Winner Nada Al-Emadi. Photo credit: Laura Bissell

At the end of the competition, Nada Al-Emadi, Doctor of Philosophy in Microbiology & Immunology student from the University of British Columbia Vancouver took home the top prize of $1,500 with her presentation, “Disarming C. difficile: The Fragmented Approach.” Nada’s research focuses on developing new treatment strategies for C. difficile, a major cause of antibiotic-associated diarrhea known for its high recurrence rates. Nada hopes that her research will result in new therapeutic options for patients suffering from this challenging condition.

Second place Michael Mensah. Photo credit: Nathan Skolski

Second place went to Michael Mensah, Doctor of Philosophy in Biology student from the University of Regina with his presentation, “Fresh Solutions for Salty Cows.” Michael’s research aims to predict the dynamics of salts in ponds and develop effective management strategies that keep pond water fresh for cows. Michael’s initial findings highlight the opportunities that environmental features, particularly vegetation, offer in addressing issues associated with salty ponds.

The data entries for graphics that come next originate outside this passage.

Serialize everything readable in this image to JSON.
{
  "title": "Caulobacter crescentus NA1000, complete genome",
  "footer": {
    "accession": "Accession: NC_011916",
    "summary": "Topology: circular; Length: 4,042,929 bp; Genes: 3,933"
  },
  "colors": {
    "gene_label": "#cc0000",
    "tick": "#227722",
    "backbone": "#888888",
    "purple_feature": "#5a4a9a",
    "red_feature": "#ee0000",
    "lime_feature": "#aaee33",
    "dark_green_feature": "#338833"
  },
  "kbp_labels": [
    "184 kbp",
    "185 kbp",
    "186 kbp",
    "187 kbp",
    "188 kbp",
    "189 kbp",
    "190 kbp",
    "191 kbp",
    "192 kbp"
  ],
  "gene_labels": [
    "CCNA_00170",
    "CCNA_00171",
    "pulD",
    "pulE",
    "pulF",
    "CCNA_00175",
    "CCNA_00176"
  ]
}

Third place Alexandra Gagnon. Photo credit: Nathan Skolski

Third place went to Alexandra Gagnon, Master of Arts in Sociology student from the University of Alberta with her presentation, “Remand, Release, Reconvict.” Alexandra is part of the University of Alberta Prison Project, which is leading the first systematic Canadian study on formerly incarcerated people’s re-entry experience. The research aims to discover the challenges formerly incarcerated people face in their re-entry to society and create evidence-based policy recommendations to end the cycle of reoffending.

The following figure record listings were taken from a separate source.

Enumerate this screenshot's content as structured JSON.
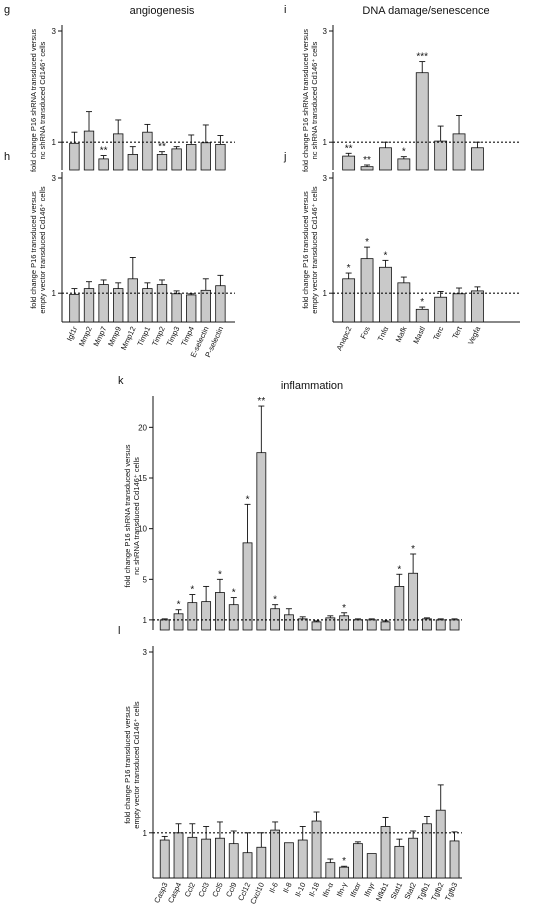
{
  "section_titles": {
    "left": "angiogenesis",
    "right": "DNA damage/senescence",
    "bottom": "inflammation"
  },
  "colors": {
    "bar_fill": "#c9c9c9",
    "stroke": "#111111"
  },
  "chart_data": [
    {
      "id": "g",
      "type": "bar",
      "panel_letter": "g",
      "title": "angiogenesis",
      "ylabel_lines": [
        "fold change P16 shRNA transduced versus",
        "nc shRNA transduced Cd146⁺ cells"
      ],
      "ylim": [
        0.5,
        3
      ],
      "yticks": [
        1,
        3
      ],
      "reference_line": 1,
      "grid": false,
      "categories": [
        "Igf1r",
        "Mmp2",
        "Mmp7",
        "Mmp9",
        "Mmp12",
        "Timp1",
        "Timp2",
        "Timp3",
        "Timp4",
        "E-selectin",
        "P-selectin"
      ],
      "values": [
        0.98,
        1.2,
        0.7,
        1.15,
        0.78,
        1.18,
        0.78,
        0.88,
        0.96,
        0.99,
        0.96
      ],
      "errors": [
        0.2,
        0.35,
        0.06,
        0.25,
        0.14,
        0.14,
        0.05,
        0.04,
        0.17,
        0.32,
        0.16
      ],
      "significance": [
        "",
        "",
        "**",
        "",
        "",
        "",
        "**",
        "",
        "",
        "",
        ""
      ],
      "show_xlabels": false
    },
    {
      "id": "h",
      "type": "bar",
      "panel_letter": "h",
      "ylabel_lines": [
        "fold change P16 transduced versus",
        "empty vector transduced Cd146⁺ cells"
      ],
      "ylim": [
        0.5,
        3
      ],
      "yticks": [
        1,
        3
      ],
      "reference_line": 1,
      "grid": false,
      "categories": [
        "Igf1r",
        "Mmp2",
        "Mmp7",
        "Mmp9",
        "Mmp12",
        "Timp1",
        "Timp2",
        "Timp3",
        "Timp4",
        "E-selectin",
        "P-selectin"
      ],
      "values": [
        0.98,
        1.08,
        1.15,
        1.08,
        1.25,
        1.08,
        1.15,
        0.99,
        0.97,
        1.05,
        1.13
      ],
      "errors": [
        0.1,
        0.12,
        0.08,
        0.1,
        0.37,
        0.1,
        0.08,
        0.05,
        0.02,
        0.2,
        0.18
      ],
      "significance": [
        "",
        "",
        "",
        "",
        "",
        "",
        "",
        "",
        "",
        "",
        ""
      ],
      "show_xlabels": true
    },
    {
      "id": "i",
      "type": "bar",
      "panel_letter": "i",
      "title": "DNA damage/senescence",
      "ylabel_lines": [
        "fold change P16 shRNA transduced versus",
        "nc shRNA transduced Cd146⁺ cells"
      ],
      "ylim": [
        0.5,
        3
      ],
      "yticks": [
        1,
        3
      ],
      "reference_line": 1,
      "grid": false,
      "categories": [
        "Anapc2",
        "Fos",
        "Tnfα",
        "Mafk",
        "Mastl",
        "Terc",
        "Tert",
        "Vegfa"
      ],
      "values": [
        0.75,
        0.56,
        0.9,
        0.7,
        2.25,
        1.02,
        1.15,
        0.9
      ],
      "errors": [
        0.05,
        0.03,
        0.1,
        0.04,
        0.2,
        0.27,
        0.33,
        0.1
      ],
      "significance": [
        "**",
        "**",
        "",
        "*",
        "***",
        "",
        "",
        ""
      ],
      "show_xlabels": false
    },
    {
      "id": "j",
      "type": "bar",
      "panel_letter": "j",
      "ylabel_lines": [
        "fold change P16 transduced versus",
        "empty vector transduced Cd146⁺ cells"
      ],
      "ylim": [
        0.5,
        3
      ],
      "yticks": [
        1,
        3
      ],
      "reference_line": 1,
      "grid": false,
      "categories": [
        "Anapc2",
        "Fos",
        "Tnfα",
        "Mafk",
        "Mastl",
        "Terc",
        "Tert",
        "Vegfa"
      ],
      "values": [
        1.25,
        1.6,
        1.45,
        1.18,
        0.72,
        0.93,
        0.99,
        1.04
      ],
      "errors": [
        0.1,
        0.2,
        0.12,
        0.1,
        0.04,
        0.1,
        0.1,
        0.07
      ],
      "significance": [
        "*",
        "*",
        "*",
        "",
        "*",
        "",
        "",
        ""
      ],
      "show_xlabels": true
    },
    {
      "id": "k",
      "type": "bar",
      "panel_letter": "k",
      "title": "inflammation",
      "ylabel_lines": [
        "fold change P16 shRNA transduced versus",
        "nc shRNA transduced Cd146⁺ cells"
      ],
      "ylim": [
        0,
        22.5
      ],
      "yticks": [
        1,
        5,
        10,
        15,
        20
      ],
      "reference_line": 1,
      "grid": false,
      "categories": [
        "Casp3",
        "Casp4",
        "Ccl2",
        "Ccl3",
        "Ccl5",
        "Ccl9",
        "Ccl12",
        "Cxcl10",
        "Il-6",
        "Il-8",
        "Il-10",
        "Il-18",
        "Ifn-α",
        "Ifn-γ",
        "Ifnαr",
        "Ifnγr",
        "Nfkb1",
        "Stat1",
        "Stat2",
        "Tgfb1",
        "Tgfb2",
        "Tgfb3"
      ],
      "values": [
        1.0,
        1.6,
        2.7,
        2.8,
        3.7,
        2.5,
        8.6,
        17.5,
        2.1,
        1.5,
        1.1,
        0.8,
        1.2,
        1.4,
        1.0,
        1.0,
        0.8,
        4.3,
        5.6,
        1.1,
        1.0,
        1.0
      ],
      "errors": [
        0.1,
        0.4,
        0.8,
        1.5,
        1.3,
        0.7,
        3.8,
        4.6,
        0.4,
        0.6,
        0.2,
        0.1,
        0.2,
        0.3,
        0.1,
        0.1,
        0.1,
        1.2,
        1.9,
        0.1,
        0.1,
        0.1
      ],
      "significance": [
        "",
        "*",
        "*",
        "",
        "*",
        "*",
        "*",
        "**",
        "*",
        "",
        "",
        "",
        "",
        "*",
        "",
        "",
        "",
        "*",
        "*",
        "",
        "",
        ""
      ],
      "show_xlabels": false
    },
    {
      "id": "l",
      "type": "bar",
      "panel_letter": "l",
      "ylabel_lines": [
        "fold change P16 transduced versus",
        "empty vector transduced Cd146⁺ cells"
      ],
      "ylim": [
        0.5,
        3
      ],
      "yticks": [
        1,
        3
      ],
      "reference_line": 1,
      "grid": false,
      "categories": [
        "Casp3",
        "Casp4",
        "Ccl2",
        "Ccl3",
        "Ccl5",
        "Ccl9",
        "Ccl12",
        "Cxcl10",
        "Il-6",
        "Il-8",
        "Il-10",
        "Il-18",
        "Ifn-α",
        "Ifn-γ",
        "Ifnαr",
        "Ifnγr",
        "Nfkb1",
        "Stat1",
        "Stat2",
        "Tgfb1",
        "Tgfb2",
        "Tgfb3"
      ],
      "values": [
        0.92,
        1.0,
        0.95,
        0.93,
        0.94,
        0.88,
        0.78,
        0.84,
        1.03,
        0.89,
        0.92,
        1.13,
        0.67,
        0.62,
        0.88,
        0.77,
        1.07,
        0.85,
        0.94,
        1.1,
        1.25,
        0.91
      ],
      "errors": [
        0.04,
        0.1,
        0.15,
        0.14,
        0.18,
        0.14,
        0.22,
        0.16,
        0.09,
        0.0,
        0.15,
        0.1,
        0.04,
        0.01,
        0.02,
        0.0,
        0.1,
        0.08,
        0.08,
        0.08,
        0.28,
        0.1
      ],
      "significance": [
        "",
        "",
        "",
        "",
        "",
        "",
        "",
        "",
        "",
        "",
        "",
        "",
        "",
        "*",
        "",
        "",
        "",
        "",
        "",
        "",
        "",
        ""
      ],
      "show_xlabels": true
    }
  ]
}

People’s Choice Winner Erin Williams. Photo credit: Laura Bissell

The People’s Choice Award, as voted by the audience, went to Erin Williams, Doctor of Philosophy in Biomedical Physiology and Kinesiology student from Simon Fraser University, with her presentation, “Rhythm beneath the waves: the challenges of fainting during artistic swimming.” Erin’s goal is to describe the physiological mechanisms that contribute to fainting during artistic swimming, including the role that cardiac arrhythmias and breath holding play in these events. Erin’s research works to improve aquatic sport safety, and contributes to understanding the link between drowning and heart irregularities.

Overall, it was a fantastic afternoon full of excitement, connections, and innovative research. Congratulations to the winners and thank you to all participants for visiting our campus and sharing your research with us!